KNN Classifier and Impurity Measurements
This project attemps to implement a KNN classifier and some impurity measurement algorithms.
The KNN classifier follows the documentation of the sci-kit learn KNN classifier. That is, some methods, classes and modules have similar signatures.
Project structure
The project is structure as follows:
src
|
|___classifiers
|
|___datasets
|
|___ext
|
|___metrics
|
|___profile
|
|___test
|
|___util
-
classifiers: a package which contains classifiers
-
datasets: a folder to store datasets
-
ext: external code
-
metrics: a package for impurity algorithms implementations
-
profile: a folder for profiling tests
-
test: unit test package
-
util: util package
Dependencies
-
Python 3
-
Numpy
-
Pandas (optional, for better visualization in measures.py)
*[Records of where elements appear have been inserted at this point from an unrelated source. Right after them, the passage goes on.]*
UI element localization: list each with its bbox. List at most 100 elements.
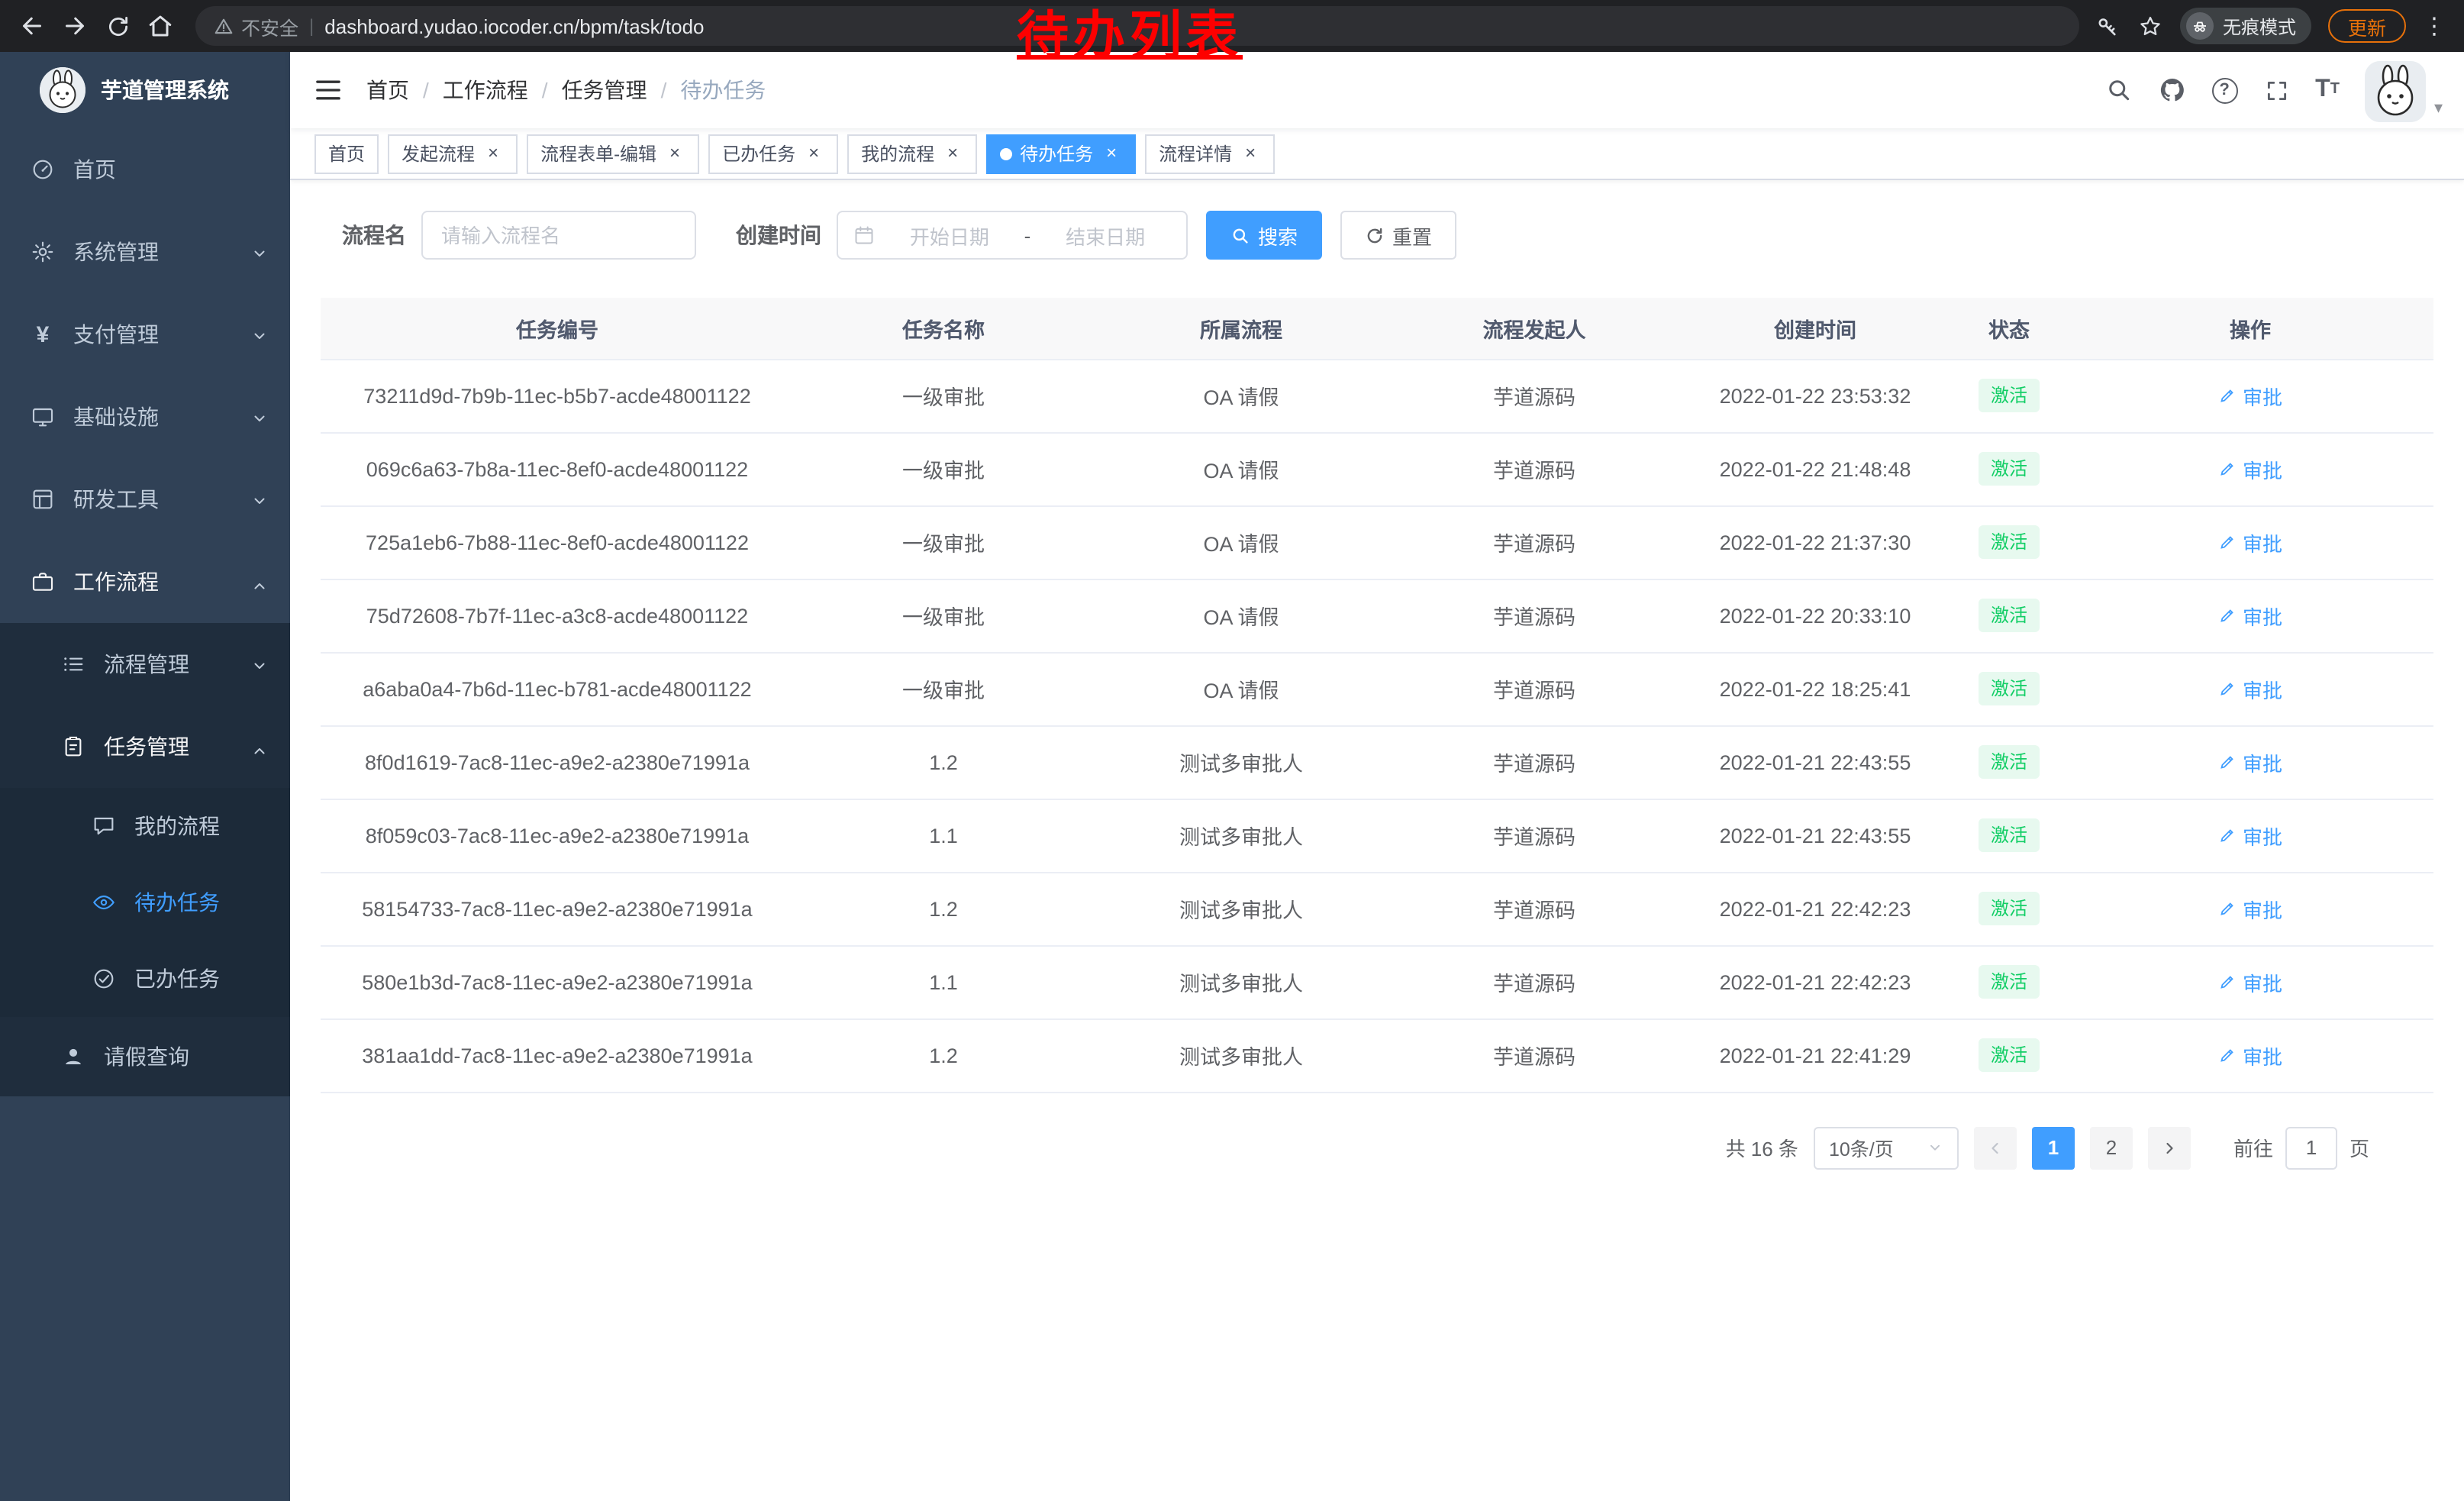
font-size-icon[interactable]: TT: [2315, 78, 2340, 102]
sidebar-item-task-mgmt[interactable]: 任务管理: [0, 705, 290, 788]
close-icon[interactable]: ×: [482, 143, 504, 164]
address-bar[interactable]: 不安全 | dashboard.yudao.iocoder.cn/bpm/tas…: [195, 6, 2079, 46]
goto-page-input[interactable]: [2285, 1126, 2337, 1169]
page-button-2[interactable]: 2: [2090, 1126, 2133, 1169]
not-secure-indicator[interactable]: 不安全: [214, 11, 298, 40]
bookmark-star-icon[interactable]: [2137, 13, 2163, 39]
starter-cell: 芋道源码: [1389, 945, 1679, 1018]
hamburger-icon[interactable]: [290, 52, 366, 128]
edit-icon: [2218, 973, 2237, 991]
user-icon: [61, 1044, 85, 1069]
tab-start-process[interactable]: 发起流程 ×: [388, 134, 518, 173]
close-icon[interactable]: ×: [1240, 143, 1261, 164]
tab-process-detail[interactable]: 流程详情 ×: [1145, 134, 1275, 173]
starter-cell: 芋道源码: [1389, 652, 1679, 725]
process-cell: 测试多审批人: [1093, 725, 1389, 799]
sidebar-item-payment[interactable]: ¥ 支付管理: [0, 293, 290, 376]
approve-link[interactable]: 审批: [2218, 528, 2282, 557]
next-page-button[interactable]: [2148, 1126, 2191, 1169]
app-logo-row[interactable]: 芋道管理系统: [0, 52, 290, 128]
fullscreen-icon[interactable]: [2263, 77, 2289, 103]
edit-icon: [2218, 679, 2237, 698]
sidebar-item-workflow[interactable]: 工作流程: [0, 541, 290, 623]
page-button-1[interactable]: 1: [2032, 1126, 2075, 1169]
search-icon[interactable]: [2104, 76, 2132, 104]
sidebar-item-leave-query[interactable]: 请假查询: [0, 1017, 290, 1096]
close-icon[interactable]: ×: [664, 143, 685, 164]
home-icon[interactable]: [140, 6, 180, 46]
breadcrumb-home[interactable]: 首页: [366, 75, 409, 105]
approve-link[interactable]: 审批: [2218, 747, 2282, 776]
table-row: 58154733-7ac8-11ec-a9e2-a2380e71991a 1.2…: [321, 872, 2433, 945]
chrome-right-controls: 无痕模式 更新 ⋮: [2095, 8, 2452, 44]
update-button[interactable]: 更新: [2328, 9, 2406, 43]
task-id-cell: 069c6a63-7b8a-11ec-8ef0-acde48001122: [321, 432, 794, 505]
sidebar-item-infrastructure[interactable]: 基础设施: [0, 376, 290, 458]
created-cell: 2022-01-22 21:48:48: [1679, 432, 1951, 505]
done-icon: [92, 967, 116, 991]
back-icon[interactable]: [12, 6, 52, 46]
sidebar-item-home[interactable]: 首页: [0, 128, 290, 211]
prev-page-button[interactable]: [1974, 1126, 2017, 1169]
security-label: 不安全: [241, 11, 298, 40]
breadcrumb-task-mgmt[interactable]: 任务管理: [562, 75, 647, 105]
edit-icon: [2218, 1046, 2237, 1064]
approve-link[interactable]: 审批: [2218, 967, 2282, 996]
status-badge: 激活: [1979, 379, 2040, 412]
sidebar-item-done-tasks[interactable]: 已办任务: [0, 941, 290, 1017]
task-id-cell: 75d72608-7b7f-11ec-a3c8-acde48001122: [321, 579, 794, 652]
help-icon[interactable]: ?: [2211, 77, 2237, 103]
sidebar-item-todo-tasks[interactable]: 待办任务: [0, 864, 290, 941]
task-name-cell: 1.1: [794, 945, 1093, 1018]
reset-button[interactable]: 重置: [1340, 211, 1456, 260]
approve-link[interactable]: 审批: [2218, 1041, 2282, 1070]
search-button[interactable]: 搜索: [1206, 211, 1322, 260]
approve-link[interactable]: 审批: [2218, 674, 2282, 703]
tab-process-form-edit[interactable]: 流程表单-编辑 ×: [527, 134, 699, 173]
task-name-cell: 一级审批: [794, 652, 1093, 725]
created-cell: 2022-01-21 22:43:55: [1679, 799, 1951, 872]
status-badge: 激活: [1979, 452, 2040, 486]
approve-link[interactable]: 审批: [2218, 894, 2282, 923]
close-icon[interactable]: ×: [1101, 143, 1122, 164]
task-name-cell: 1.1: [794, 799, 1093, 872]
workflow-icon: [31, 570, 55, 594]
sidebar-item-my-process[interactable]: 我的流程: [0, 788, 290, 864]
breadcrumb-separator: /: [423, 78, 429, 102]
tab-todo-tasks[interactable]: 待办任务 ×: [986, 134, 1136, 173]
breadcrumb-workflow[interactable]: 工作流程: [443, 75, 528, 105]
process-cell: 测试多审批人: [1093, 872, 1389, 945]
tools-icon: [31, 487, 55, 512]
date-range-picker[interactable]: 开始日期 - 结束日期: [837, 211, 1188, 260]
browser-menu-icon[interactable]: ⋮: [2423, 15, 2446, 37]
sidebar-item-devtools[interactable]: 研发工具: [0, 458, 290, 541]
chevron-down-icon: [250, 243, 269, 267]
sidebar-item-label: 请假查询: [104, 1041, 189, 1072]
sidebar-item-label: 研发工具: [73, 484, 159, 515]
table-row: 381aa1dd-7ac8-11ec-a9e2-a2380e71991a 1.2…: [321, 1018, 2433, 1092]
tab-home[interactable]: 首页: [314, 134, 379, 173]
edit-icon: [2218, 826, 2237, 844]
github-icon[interactable]: [2158, 76, 2185, 104]
close-icon[interactable]: ×: [942, 143, 963, 164]
approve-link[interactable]: 审批: [2218, 381, 2282, 410]
process-name-input[interactable]: [421, 211, 696, 260]
close-icon[interactable]: ×: [803, 143, 824, 164]
task-id-cell: 58154733-7ac8-11ec-a9e2-a2380e71991a: [321, 872, 794, 945]
tab-done-tasks[interactable]: 已办任务 ×: [708, 134, 838, 173]
user-menu[interactable]: ▾: [2366, 58, 2443, 122]
page-size-select[interactable]: 10条/页: [1814, 1126, 1959, 1169]
status-badge: 激活: [1979, 965, 2040, 999]
reload-icon[interactable]: [98, 6, 137, 46]
sidebar-item-system[interactable]: 系统管理: [0, 211, 290, 293]
sidebar-item-process-mgmt[interactable]: 流程管理: [0, 623, 290, 705]
approve-link[interactable]: 审批: [2218, 821, 2282, 850]
approve-link[interactable]: 审批: [2218, 454, 2282, 483]
chevron-down-icon: [250, 408, 269, 432]
forward-icon[interactable]: [55, 6, 95, 46]
task-id-cell: 725a1eb6-7b88-11ec-8ef0-acde48001122: [321, 505, 794, 579]
approve-link[interactable]: 审批: [2218, 601, 2282, 630]
sidebar-item-label: 基础设施: [73, 402, 159, 432]
password-key-icon[interactable]: [2095, 13, 2121, 39]
tab-my-process[interactable]: 我的流程 ×: [847, 134, 977, 173]
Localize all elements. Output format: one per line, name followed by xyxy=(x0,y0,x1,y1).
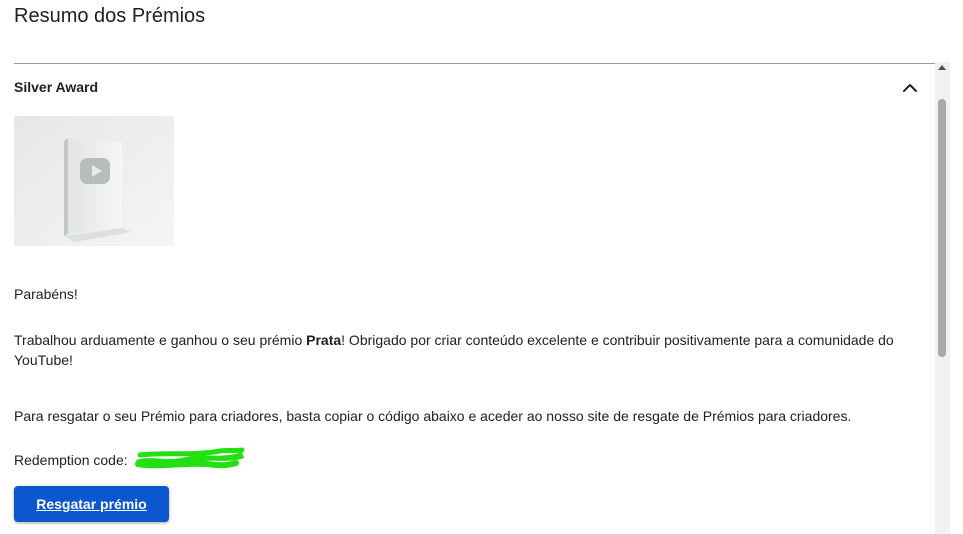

For some tests in jupyter notebooks:
-
scikit learn
-
tensorflow
KNN Classifier
The implemented KNN classifier has the following features:
-
Brute force algorithm
-
KD tree algorithm for fast queries
-
Prediction method
-
K Neighbors queries
Impuriy measurements
The metrics package currently provide the following impurity algorithm:
-
Classification error
-
Entropy
-
Gini
Getting started
See the demo jupyter notebook to check the mainly features.
Jupyter notebooks
-
demo: overall usage demonstration
-
diabetes: classifies the diabetes weka data set
-
iris: classifies the iris weka data set
-
vote: classifies the vote weka data set
-
mnist: classifies the MNIST database
-
mnist_param_tuning: attemp to find good hyper parameters in the KNN classifier
-
feature_selection_mnist: use some algorithms to perform attributes selection on MNIST database
-
pca_mnist: perform a principal component analysis(PCA) in MNIST database to reduce the dimensionality
Nota: os notebooks estão em português.